We have built an inference pipelines that take advantage of multiple GPU cores . We pass say a single image to inference.py
using a shell script and it will return some results back. we have a shell script that contains the following:
CUDA_VISIBLE_DEVICES=1,2 python3 -m torch.distributed.launch --master_port 9800 --nproc_per_node=2 inference.py
in the inference.py
we have
dist.init_process_group(backend="nccl", init_method="env://")
the code loads separate models into each GPU cores and runs them and then exits. Now we want to convert this script into a flask API. This way, users can pass images to the inference.py from a front end web UI using a post command. So we made the following changes to the inference.py
@app.route("/URL", methods=["POST"])
def search_engine():
if request.method == "POST":
result = run_multi_GPU_code(request)
return jsonify(result)
if __name__ == "__main__":
dist.init_process_group(backend="nccl", init_method="env://")

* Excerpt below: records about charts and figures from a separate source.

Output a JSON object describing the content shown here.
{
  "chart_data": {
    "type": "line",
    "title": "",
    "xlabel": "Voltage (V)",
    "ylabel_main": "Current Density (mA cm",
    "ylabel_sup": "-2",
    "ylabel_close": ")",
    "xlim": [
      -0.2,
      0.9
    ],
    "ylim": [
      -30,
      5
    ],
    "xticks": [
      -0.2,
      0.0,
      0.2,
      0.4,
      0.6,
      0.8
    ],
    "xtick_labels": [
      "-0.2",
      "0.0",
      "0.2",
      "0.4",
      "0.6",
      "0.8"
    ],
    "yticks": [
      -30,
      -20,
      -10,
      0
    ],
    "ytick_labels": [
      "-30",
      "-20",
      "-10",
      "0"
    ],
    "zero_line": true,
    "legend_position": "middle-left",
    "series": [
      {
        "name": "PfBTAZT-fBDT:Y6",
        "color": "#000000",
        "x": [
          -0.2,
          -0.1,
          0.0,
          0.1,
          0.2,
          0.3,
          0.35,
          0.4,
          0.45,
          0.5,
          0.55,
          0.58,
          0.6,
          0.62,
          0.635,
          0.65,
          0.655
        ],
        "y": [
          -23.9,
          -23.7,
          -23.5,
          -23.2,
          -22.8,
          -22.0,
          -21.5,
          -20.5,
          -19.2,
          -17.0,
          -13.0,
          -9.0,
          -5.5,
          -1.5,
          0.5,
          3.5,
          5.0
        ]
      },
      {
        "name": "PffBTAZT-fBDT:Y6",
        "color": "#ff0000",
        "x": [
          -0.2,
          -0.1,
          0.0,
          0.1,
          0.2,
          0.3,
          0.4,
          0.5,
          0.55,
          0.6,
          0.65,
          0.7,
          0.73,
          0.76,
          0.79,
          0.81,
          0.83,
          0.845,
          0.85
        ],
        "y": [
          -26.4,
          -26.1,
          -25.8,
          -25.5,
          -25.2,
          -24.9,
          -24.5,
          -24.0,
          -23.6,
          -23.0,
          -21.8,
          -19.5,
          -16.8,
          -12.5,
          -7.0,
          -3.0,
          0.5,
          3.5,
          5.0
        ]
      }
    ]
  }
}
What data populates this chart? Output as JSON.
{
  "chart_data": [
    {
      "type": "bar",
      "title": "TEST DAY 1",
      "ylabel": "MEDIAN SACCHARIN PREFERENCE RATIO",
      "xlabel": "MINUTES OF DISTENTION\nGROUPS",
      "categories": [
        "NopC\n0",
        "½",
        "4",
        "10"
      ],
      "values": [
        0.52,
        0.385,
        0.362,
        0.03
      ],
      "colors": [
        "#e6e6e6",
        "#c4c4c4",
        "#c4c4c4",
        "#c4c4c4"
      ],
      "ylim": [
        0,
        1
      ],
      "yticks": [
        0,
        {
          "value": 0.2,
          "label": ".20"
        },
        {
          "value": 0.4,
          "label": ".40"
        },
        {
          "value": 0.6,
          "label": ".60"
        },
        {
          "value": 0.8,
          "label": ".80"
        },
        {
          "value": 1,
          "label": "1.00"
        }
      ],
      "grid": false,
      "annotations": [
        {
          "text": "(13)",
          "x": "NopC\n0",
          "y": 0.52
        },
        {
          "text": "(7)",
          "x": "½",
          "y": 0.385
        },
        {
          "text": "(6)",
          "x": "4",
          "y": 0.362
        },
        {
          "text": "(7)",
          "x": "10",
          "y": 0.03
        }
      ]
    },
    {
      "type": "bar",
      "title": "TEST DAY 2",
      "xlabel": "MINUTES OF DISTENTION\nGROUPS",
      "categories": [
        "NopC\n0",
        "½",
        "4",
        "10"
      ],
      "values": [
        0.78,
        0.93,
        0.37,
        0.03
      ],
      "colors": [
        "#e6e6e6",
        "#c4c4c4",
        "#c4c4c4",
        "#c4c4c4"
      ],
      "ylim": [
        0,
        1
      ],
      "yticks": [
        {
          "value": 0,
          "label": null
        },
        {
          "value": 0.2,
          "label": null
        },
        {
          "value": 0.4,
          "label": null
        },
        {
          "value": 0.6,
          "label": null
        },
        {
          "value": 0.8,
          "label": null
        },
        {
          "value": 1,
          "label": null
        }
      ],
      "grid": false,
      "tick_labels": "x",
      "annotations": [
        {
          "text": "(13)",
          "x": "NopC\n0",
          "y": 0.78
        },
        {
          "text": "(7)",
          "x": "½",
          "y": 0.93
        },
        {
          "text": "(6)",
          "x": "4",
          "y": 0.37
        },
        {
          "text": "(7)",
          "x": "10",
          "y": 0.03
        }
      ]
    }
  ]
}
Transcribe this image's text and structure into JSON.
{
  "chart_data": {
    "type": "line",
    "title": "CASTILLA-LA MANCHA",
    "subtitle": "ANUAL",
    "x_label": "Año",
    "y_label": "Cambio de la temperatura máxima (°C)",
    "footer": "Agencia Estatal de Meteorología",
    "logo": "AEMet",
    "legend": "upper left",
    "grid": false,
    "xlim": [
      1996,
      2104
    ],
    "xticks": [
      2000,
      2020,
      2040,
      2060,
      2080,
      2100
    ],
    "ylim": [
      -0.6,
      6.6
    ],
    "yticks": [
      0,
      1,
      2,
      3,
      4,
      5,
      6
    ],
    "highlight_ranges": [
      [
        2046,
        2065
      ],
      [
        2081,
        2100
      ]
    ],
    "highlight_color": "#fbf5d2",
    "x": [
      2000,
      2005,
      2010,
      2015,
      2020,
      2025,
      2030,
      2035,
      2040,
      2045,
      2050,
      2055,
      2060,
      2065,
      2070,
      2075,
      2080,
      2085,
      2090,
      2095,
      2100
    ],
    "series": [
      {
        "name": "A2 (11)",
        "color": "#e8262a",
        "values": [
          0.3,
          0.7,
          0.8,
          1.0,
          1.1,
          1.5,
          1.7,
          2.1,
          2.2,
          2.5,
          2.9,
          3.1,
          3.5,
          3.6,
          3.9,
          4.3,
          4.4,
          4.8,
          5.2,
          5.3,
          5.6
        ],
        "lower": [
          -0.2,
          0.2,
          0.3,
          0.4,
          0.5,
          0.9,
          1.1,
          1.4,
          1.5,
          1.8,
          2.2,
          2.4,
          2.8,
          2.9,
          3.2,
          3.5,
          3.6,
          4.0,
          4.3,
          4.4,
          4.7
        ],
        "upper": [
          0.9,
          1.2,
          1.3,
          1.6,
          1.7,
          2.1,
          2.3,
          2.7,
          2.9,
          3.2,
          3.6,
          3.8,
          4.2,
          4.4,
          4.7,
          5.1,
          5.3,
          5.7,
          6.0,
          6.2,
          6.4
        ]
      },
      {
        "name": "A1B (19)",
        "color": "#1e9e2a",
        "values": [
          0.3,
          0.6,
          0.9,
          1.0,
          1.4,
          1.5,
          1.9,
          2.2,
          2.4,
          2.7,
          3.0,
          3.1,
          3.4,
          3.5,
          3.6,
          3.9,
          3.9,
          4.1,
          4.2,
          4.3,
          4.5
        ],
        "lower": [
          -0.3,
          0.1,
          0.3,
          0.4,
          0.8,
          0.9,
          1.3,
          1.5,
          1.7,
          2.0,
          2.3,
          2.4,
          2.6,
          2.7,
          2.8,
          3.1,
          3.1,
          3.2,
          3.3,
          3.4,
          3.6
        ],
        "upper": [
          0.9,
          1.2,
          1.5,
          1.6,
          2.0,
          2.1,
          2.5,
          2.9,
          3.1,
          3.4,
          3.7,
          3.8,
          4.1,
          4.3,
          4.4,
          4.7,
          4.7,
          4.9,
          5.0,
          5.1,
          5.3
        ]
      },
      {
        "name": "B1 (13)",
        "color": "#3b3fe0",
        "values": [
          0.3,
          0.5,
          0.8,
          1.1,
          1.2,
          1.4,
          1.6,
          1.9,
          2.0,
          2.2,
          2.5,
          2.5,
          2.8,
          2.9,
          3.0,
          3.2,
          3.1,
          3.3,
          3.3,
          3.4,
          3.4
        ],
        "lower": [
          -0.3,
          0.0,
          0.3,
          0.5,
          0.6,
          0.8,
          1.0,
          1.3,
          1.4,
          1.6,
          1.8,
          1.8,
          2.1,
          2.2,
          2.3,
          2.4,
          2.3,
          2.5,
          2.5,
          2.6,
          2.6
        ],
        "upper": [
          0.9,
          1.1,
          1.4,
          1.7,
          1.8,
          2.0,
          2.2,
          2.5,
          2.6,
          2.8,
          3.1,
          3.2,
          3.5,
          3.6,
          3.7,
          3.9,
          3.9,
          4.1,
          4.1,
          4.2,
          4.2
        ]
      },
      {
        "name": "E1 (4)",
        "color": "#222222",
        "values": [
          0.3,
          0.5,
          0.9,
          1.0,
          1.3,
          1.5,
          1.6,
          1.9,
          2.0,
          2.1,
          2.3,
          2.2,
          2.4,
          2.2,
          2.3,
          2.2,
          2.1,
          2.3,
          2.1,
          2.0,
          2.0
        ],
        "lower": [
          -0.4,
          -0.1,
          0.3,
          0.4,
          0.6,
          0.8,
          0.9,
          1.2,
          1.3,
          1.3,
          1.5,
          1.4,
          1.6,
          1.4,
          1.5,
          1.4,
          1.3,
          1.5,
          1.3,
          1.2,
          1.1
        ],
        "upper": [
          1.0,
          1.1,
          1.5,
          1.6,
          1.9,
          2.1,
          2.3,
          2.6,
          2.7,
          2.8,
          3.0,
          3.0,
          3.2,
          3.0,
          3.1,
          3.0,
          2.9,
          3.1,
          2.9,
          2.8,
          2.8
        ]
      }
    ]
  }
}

app.run(port=8115, host="0.0.0.0", debug=True)
and i get
File "inference.py", line 55, in <module>
dist.init_process_group(backend="nccl", init_method="env://")
File "/usr/local/lib64/python3.8/site-packages/torch/distributed/distributed_c10d.py", line 500, in init_process_group
store, rank, world_size = next(rendezvous_iterator)
File "/usr/local/lib64/python3.8/site-packages/torch/distributed/rendezvous.py", line 190, in _env_rendezvous_handler
store = TCPStore(master_addr, master_port, world_size, start_daemon, timeout)
RuntimeError: Address already in use
Any help is appreciated.